Yuya si avvicinò al cancello, guardando il compagno di gruppo allontanarsi e poi sospirare.
Hikaru rimase a sua volta a osservarlo e si sentì un po’ più vuoto dentro. Scosse la testa, provando compassione per se stesso, perché si era illuso per tutto quel tempo; era convinto che anche Yuya sentisse la sua mancanza, era convinto che anche Yuya avesse riflettuto in quel periodo nel quale avevano deciso di stare un po’ da soli per rendersi conto se valesse ancora la pensa stare insieme, per capire se c’era effettivamente qualcosa che ancora li legasse e che valesse la pena salvare. Ingenuamente, era convinto che anche lui sentisse la sua mancanza, ma quanto si sbagliava.
Yuya non aveva bisogno di lui, era palese che, tra i due, anche se era stato Hikaru a prendere quella decisione per il bene di entrambi e Yuya l’aveva guardato con espressione triste e quasi sofferente, non era il più grande che ci stava rimettendo.
Yuya aveva Chinen che pensava a lui, che lo supportava quando lui faceva lo stronzo, quello cattivo, di che altro aveva bisogno?
Non aveva importanza se lui lo lasciava, se si prendevano quelle pause di riflessione, non aveva bisogno di lui, no?
Quando sentì il cancello di casa accostarsi si riscosse, vedendo Yuya rientrare e chiudersi la porta alle spalle.
Era indeciso sul da farsi: era arrivato fin là per trovare il suo ragazzo, perché ancora quello Yuya era per lui in teoria, perché aveva voglia di vederlo, perché anche se erano passate solo due settimane, aveva capito che lo amava e che c’era effettivamente per lui qualcosa da salvare, perché la sua assenza era insostenibile, ma nel vedere come a Yuya la cosa sembrasse non importare lo feriva terribilmente.
Stava per tornare indietro e andarsene, non volendo perdere la propria dignità, quando sentì qualcuno avvicinarsi e chiamare il suo nome.
“Hikka?”
Yuya, con le buste della spazzatura in mano, si era avvicinato ai cassonetti.

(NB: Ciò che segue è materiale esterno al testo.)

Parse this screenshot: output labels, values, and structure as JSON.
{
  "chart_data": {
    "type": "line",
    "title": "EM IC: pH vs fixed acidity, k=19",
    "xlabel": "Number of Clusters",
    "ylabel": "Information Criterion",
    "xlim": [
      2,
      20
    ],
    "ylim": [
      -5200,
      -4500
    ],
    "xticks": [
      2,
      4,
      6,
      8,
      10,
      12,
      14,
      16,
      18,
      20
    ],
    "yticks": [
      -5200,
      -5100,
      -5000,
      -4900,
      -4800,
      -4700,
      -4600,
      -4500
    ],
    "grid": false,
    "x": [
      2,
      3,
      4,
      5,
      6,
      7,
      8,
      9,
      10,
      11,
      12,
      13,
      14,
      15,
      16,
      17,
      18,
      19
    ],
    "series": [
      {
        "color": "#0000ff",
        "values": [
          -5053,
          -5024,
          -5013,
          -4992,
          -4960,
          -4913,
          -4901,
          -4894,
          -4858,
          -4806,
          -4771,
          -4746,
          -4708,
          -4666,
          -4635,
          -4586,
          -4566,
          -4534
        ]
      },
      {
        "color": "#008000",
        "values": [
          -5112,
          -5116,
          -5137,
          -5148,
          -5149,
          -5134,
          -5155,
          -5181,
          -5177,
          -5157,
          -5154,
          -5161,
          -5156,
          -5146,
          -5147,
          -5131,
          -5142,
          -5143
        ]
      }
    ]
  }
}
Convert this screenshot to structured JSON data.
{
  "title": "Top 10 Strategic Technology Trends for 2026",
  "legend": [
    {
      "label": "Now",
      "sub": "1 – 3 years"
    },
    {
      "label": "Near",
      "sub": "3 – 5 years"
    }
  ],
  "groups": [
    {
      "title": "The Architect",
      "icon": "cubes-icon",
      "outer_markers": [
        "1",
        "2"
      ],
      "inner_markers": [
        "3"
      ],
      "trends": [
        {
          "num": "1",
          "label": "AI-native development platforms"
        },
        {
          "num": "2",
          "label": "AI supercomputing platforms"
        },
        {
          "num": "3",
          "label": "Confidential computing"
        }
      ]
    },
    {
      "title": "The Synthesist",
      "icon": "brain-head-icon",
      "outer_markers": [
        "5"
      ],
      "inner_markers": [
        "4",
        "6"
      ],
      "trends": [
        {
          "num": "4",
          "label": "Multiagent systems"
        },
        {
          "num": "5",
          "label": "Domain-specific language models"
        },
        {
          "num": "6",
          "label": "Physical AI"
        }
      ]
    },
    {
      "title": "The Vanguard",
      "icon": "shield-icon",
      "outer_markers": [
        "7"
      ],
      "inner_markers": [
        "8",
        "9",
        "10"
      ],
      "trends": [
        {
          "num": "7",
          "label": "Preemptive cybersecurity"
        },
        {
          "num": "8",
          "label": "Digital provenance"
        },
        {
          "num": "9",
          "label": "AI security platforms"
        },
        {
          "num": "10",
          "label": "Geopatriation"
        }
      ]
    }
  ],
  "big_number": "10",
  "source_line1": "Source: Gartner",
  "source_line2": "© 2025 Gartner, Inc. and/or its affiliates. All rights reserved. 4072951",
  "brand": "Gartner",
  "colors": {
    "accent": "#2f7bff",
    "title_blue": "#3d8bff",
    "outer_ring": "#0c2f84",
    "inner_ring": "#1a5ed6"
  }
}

“Cosa ci fai qui?” aveva domandato il più piccolo, leggermente confuso; non aveva poi tutti i torti visto che casa sua era dall’altra parte della città e in zona non c’erano molti luoghi che potessero avere attirato lì il più grande, se non perché quello era il quartiere dove Takaki abitava.
Vedendo che l’altro non rispondeva, Yuya gettò via la spazzatura, sorridendo al ragazzo, leggermente in imbarazzo.
“Vuoi entrare?” lo invitò, iniziando a camminare e Hikaru non poté fare a meno di seguirlo.
Una volta chiusasi la porta alle spalle, Yaotome si tolse le scarpe, sentendo quelle pareti che fino a pochi giorni prima riconosceva come qualcosa di familiare, assolutamente estranee, erano fredde e inospitali.
“Posso offrirti qualcosa?” domandò Yuya, anche lui in un percettibile stato di ansia malcelata.
“Non ti preoccupare, sono apposto” disse Yaotome, rivolgendosi a lui per la prima volta, in modo quasi formale. Si sedette sul divano e attese che l’altro lo imitasse, dopo aver preso dal frigorifero una bottiglietta di the freddo.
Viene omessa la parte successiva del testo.